The Office of Admissions reported a 5.5 percent overall drop in applications from last year. Still Early Decision 1 and Questbridge Match increased by 5.0 percent, Early Decision 2 increased by 3.0 percent and regular decision applications decreased by 6.0 percent. This year’s decrease in regular decision applications comes after several years of significant increases.

“I was pleased and surprised last year to see our applicants go from 10,000 to 10,600, which was quite unusual,” said Senior Associate Dean of Admissions Gregory Pyke. “Obviously, nobody who works in admissions wants to have fewer applications, but if we stay at this same level of applicants then I will continue to be happy.”

Pyke theorized that the decrease in applicants could be the result of a variety of factors such as the recession or more students deciding that Wesleyan is too selective.
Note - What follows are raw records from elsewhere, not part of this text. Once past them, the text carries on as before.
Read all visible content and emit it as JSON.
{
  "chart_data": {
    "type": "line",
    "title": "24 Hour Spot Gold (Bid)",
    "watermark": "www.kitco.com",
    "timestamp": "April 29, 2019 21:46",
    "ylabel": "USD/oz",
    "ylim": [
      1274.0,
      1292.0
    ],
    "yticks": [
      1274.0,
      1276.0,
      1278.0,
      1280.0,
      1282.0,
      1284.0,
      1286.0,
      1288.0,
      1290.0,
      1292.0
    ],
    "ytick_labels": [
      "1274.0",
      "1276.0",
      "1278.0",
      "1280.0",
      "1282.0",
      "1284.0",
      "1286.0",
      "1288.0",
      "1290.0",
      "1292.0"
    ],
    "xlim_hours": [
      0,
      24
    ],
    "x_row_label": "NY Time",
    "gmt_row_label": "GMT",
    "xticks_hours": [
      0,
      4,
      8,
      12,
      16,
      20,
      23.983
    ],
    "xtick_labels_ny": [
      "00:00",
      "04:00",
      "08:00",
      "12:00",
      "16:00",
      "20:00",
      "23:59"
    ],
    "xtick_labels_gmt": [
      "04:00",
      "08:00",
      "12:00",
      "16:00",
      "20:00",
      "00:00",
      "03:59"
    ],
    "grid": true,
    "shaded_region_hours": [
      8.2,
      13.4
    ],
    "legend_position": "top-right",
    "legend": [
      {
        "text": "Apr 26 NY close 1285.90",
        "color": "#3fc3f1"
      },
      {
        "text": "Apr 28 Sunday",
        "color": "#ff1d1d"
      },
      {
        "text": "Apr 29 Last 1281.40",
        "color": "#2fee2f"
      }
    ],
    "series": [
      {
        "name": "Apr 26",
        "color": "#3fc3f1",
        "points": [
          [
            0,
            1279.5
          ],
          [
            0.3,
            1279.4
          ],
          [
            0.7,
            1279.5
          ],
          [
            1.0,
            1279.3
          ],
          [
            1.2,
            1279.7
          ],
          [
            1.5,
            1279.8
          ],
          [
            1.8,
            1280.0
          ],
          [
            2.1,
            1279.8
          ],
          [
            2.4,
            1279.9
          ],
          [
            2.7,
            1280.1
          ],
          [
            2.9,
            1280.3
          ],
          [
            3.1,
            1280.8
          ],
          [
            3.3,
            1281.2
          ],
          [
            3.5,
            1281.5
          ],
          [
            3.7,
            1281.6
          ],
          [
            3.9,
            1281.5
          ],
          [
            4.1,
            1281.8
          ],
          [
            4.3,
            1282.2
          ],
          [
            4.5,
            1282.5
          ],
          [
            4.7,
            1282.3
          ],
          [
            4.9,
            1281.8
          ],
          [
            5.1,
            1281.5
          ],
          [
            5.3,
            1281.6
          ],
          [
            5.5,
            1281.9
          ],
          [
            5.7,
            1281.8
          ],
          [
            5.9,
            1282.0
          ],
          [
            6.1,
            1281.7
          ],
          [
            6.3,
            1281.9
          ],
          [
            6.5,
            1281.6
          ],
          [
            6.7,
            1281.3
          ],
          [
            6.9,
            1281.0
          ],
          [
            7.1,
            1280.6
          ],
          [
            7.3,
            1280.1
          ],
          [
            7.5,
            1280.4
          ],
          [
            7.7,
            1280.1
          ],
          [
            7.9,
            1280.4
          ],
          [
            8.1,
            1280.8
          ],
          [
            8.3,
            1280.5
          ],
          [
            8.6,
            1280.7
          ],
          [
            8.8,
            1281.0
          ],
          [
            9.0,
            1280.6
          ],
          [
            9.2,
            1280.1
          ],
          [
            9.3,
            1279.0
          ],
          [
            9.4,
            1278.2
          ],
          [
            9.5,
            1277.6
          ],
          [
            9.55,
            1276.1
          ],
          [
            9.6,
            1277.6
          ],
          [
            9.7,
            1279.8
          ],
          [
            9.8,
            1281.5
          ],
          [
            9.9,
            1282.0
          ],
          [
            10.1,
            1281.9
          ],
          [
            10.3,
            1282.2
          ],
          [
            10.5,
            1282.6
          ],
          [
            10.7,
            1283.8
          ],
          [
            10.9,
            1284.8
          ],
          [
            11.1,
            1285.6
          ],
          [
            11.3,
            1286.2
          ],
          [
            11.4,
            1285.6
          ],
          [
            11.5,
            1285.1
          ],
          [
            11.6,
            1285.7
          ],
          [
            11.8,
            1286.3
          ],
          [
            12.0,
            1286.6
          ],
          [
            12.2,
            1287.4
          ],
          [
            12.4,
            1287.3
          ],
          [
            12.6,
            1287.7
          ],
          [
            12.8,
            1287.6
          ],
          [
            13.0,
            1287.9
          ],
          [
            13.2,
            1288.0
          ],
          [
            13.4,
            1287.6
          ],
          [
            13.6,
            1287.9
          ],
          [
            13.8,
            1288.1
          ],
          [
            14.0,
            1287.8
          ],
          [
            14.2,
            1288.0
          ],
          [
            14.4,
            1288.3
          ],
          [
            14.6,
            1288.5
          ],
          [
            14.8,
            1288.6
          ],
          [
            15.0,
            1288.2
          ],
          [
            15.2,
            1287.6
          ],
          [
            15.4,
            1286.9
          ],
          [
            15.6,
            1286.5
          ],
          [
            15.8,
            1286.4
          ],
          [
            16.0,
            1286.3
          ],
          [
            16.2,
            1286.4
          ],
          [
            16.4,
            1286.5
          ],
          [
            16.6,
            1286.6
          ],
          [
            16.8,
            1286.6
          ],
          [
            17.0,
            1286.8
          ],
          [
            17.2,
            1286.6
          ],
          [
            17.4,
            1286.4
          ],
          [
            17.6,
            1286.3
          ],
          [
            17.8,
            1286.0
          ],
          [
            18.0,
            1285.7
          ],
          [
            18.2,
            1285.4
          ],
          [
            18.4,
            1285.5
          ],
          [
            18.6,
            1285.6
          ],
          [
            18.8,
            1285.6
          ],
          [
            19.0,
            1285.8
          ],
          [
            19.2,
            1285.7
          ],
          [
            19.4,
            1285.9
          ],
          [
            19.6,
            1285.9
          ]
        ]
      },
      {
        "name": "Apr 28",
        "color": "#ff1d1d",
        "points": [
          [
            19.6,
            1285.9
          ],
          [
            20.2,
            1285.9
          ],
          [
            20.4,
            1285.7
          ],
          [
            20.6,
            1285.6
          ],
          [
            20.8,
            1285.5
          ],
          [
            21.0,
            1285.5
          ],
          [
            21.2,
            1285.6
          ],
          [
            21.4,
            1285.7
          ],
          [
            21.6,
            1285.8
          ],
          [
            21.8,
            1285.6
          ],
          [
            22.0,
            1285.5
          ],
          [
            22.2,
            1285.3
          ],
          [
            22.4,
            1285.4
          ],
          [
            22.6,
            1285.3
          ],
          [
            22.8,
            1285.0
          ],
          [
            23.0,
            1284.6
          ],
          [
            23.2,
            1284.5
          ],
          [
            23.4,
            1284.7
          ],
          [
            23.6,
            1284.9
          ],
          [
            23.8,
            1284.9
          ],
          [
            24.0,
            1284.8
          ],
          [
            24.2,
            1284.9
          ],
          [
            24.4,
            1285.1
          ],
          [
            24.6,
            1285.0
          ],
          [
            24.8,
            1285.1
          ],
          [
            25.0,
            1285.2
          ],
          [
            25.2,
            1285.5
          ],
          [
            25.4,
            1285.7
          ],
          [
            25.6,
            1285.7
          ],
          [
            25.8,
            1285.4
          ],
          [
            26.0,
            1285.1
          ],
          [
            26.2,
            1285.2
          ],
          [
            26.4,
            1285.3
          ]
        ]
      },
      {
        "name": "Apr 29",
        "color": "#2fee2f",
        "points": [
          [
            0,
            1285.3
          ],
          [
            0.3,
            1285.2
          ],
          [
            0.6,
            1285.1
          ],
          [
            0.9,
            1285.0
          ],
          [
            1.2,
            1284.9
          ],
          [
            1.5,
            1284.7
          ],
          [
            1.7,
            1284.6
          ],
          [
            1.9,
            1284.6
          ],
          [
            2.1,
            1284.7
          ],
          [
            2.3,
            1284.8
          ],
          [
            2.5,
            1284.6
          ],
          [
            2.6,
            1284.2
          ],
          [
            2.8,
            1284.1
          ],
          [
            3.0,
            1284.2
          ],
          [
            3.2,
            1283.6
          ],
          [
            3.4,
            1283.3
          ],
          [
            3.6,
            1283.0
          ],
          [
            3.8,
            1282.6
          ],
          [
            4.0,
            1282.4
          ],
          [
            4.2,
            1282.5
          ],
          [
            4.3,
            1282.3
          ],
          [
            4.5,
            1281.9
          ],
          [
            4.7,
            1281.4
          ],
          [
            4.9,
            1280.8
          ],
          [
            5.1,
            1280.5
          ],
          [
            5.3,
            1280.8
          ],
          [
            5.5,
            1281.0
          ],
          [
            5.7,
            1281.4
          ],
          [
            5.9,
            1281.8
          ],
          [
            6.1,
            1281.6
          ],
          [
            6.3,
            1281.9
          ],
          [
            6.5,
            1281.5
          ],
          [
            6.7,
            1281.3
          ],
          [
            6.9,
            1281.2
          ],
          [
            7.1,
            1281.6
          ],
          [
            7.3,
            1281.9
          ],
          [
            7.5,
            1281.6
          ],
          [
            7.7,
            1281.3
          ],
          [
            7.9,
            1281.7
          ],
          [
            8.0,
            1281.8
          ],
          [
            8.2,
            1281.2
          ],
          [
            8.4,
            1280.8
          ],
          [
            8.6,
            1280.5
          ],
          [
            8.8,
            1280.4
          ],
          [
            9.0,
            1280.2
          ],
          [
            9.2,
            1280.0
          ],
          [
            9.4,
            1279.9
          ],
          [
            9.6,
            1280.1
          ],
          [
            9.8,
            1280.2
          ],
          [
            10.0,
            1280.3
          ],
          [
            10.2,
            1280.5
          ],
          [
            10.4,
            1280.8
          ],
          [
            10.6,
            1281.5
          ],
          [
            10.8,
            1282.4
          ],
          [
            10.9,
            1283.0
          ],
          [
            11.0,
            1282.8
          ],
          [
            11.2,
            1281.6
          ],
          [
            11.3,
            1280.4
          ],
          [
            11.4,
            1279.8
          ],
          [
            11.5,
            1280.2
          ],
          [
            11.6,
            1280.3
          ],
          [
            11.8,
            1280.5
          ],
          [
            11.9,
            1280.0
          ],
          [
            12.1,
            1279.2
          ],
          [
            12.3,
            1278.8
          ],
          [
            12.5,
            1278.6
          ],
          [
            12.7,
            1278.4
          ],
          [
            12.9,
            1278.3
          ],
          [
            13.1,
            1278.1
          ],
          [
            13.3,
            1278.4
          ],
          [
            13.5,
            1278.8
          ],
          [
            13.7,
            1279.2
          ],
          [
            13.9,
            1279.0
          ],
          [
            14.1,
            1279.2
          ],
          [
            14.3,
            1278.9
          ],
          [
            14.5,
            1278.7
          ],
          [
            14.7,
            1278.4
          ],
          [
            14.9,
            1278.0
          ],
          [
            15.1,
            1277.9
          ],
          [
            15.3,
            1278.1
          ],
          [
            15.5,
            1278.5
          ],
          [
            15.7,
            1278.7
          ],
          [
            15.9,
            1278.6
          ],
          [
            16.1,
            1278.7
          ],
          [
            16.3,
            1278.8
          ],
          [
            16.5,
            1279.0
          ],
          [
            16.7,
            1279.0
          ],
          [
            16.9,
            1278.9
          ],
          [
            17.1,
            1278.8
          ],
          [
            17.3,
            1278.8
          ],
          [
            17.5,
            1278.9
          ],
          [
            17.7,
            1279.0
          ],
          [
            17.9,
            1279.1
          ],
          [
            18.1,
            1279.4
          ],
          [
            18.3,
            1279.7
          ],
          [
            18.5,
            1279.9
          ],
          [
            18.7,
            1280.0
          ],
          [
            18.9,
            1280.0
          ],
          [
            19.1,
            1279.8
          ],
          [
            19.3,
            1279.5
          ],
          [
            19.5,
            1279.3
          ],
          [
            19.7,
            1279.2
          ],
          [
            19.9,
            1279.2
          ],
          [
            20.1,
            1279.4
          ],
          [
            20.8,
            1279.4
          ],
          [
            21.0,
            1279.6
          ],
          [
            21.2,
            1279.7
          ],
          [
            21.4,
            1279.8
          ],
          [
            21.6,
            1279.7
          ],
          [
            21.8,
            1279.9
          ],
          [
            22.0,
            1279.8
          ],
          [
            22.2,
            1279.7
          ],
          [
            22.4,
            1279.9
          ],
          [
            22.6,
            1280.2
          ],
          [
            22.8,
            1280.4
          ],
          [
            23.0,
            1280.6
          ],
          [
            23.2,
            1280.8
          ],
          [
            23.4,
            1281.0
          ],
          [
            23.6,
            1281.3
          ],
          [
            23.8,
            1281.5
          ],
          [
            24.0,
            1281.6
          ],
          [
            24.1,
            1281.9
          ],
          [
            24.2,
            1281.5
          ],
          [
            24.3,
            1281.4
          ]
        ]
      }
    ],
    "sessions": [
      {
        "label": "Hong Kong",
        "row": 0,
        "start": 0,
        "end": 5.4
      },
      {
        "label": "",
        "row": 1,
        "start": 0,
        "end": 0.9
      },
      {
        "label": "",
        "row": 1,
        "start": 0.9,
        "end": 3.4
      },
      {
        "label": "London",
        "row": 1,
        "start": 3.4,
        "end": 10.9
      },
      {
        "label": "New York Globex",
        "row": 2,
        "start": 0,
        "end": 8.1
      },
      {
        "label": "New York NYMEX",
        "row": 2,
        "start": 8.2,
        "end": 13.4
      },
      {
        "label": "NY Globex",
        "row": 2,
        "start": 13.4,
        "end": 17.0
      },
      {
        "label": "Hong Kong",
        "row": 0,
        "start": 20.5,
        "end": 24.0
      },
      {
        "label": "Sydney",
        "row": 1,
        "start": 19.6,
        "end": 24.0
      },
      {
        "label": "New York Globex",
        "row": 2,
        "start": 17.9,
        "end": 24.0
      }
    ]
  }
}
“Most obviously, and also hardest to quantify is the impact that the recession has on students applying to colleges that cost over $50,000 a year,” Pyke said. “We expected applications to go down in the first year of the recession and the opposite happened. It may be that the recession has taken hold enough that it is affecting students more now. Given the decrease in population of the Northeast, it was unsurprising we would receive fewer applicants from there.”

Pyke also suggested that perhaps a greater number of potential regular decision applicants to Wesleyan were accepted Early Decision at other universities. This year Wesleyan saw a total of 897 ED applicants, a five percent increase from last year’s total of 857, leading Pyke to suggest that perhaps more students nationwide are applying ED.
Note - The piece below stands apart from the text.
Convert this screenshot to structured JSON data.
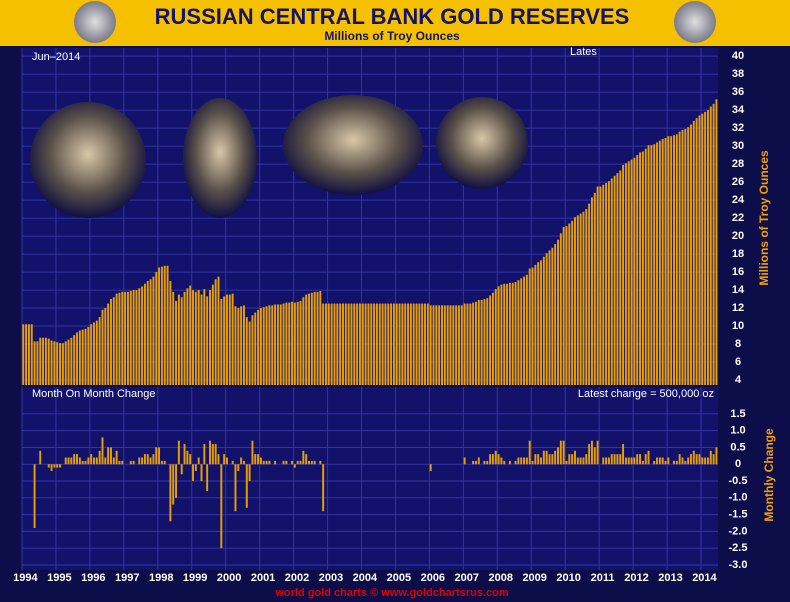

“We are very pleased with the results of ED1 and our third year of Questbridge Match,” wrote Dean of Admissions Nancy Meislahn in an e-mail to The Argus.

According to Pyke, 2011 admissions statistics for Wesleyan’s peer institutions remain largely unknown, and, of the group of 30 universities with which Wesleyan shares admissions data, only six colleges have reported their findings at this time.

Pyke also expressed disappointment that there was a decrease in applicants despite an expansion of Admissions staff.

“It was a little discouraging that after increasing our admissions staff to include 13 deans there was this decrease,” Pyke said. “We hoped to be able to expand our travel and expand our recruitment efforts, which we hoped would lead to more applications, which it ultimately didn’t.”

Even with this decrease in applicants, Pyke remains optimistic about the admissions process in the coming years. Next year, they hope to target regions where Wesleyan is not well known.

“Our reputation is to a large extent coastal,” he said. “A large part of the flyover country does not really know about Wesleyan. A lot of our recruitment in the last few years is to try and get better known in states like Texas, Arizona, and Illinois.”

  • David Lott

    “A large part of the flyover country does not really know about Wesleyan. ”

    They aren’t real thrilled about the term “flyover country” either.

  • was the increasing of deans staff in admissions to 13 the reason that administrative staff benefits were an issue late last year?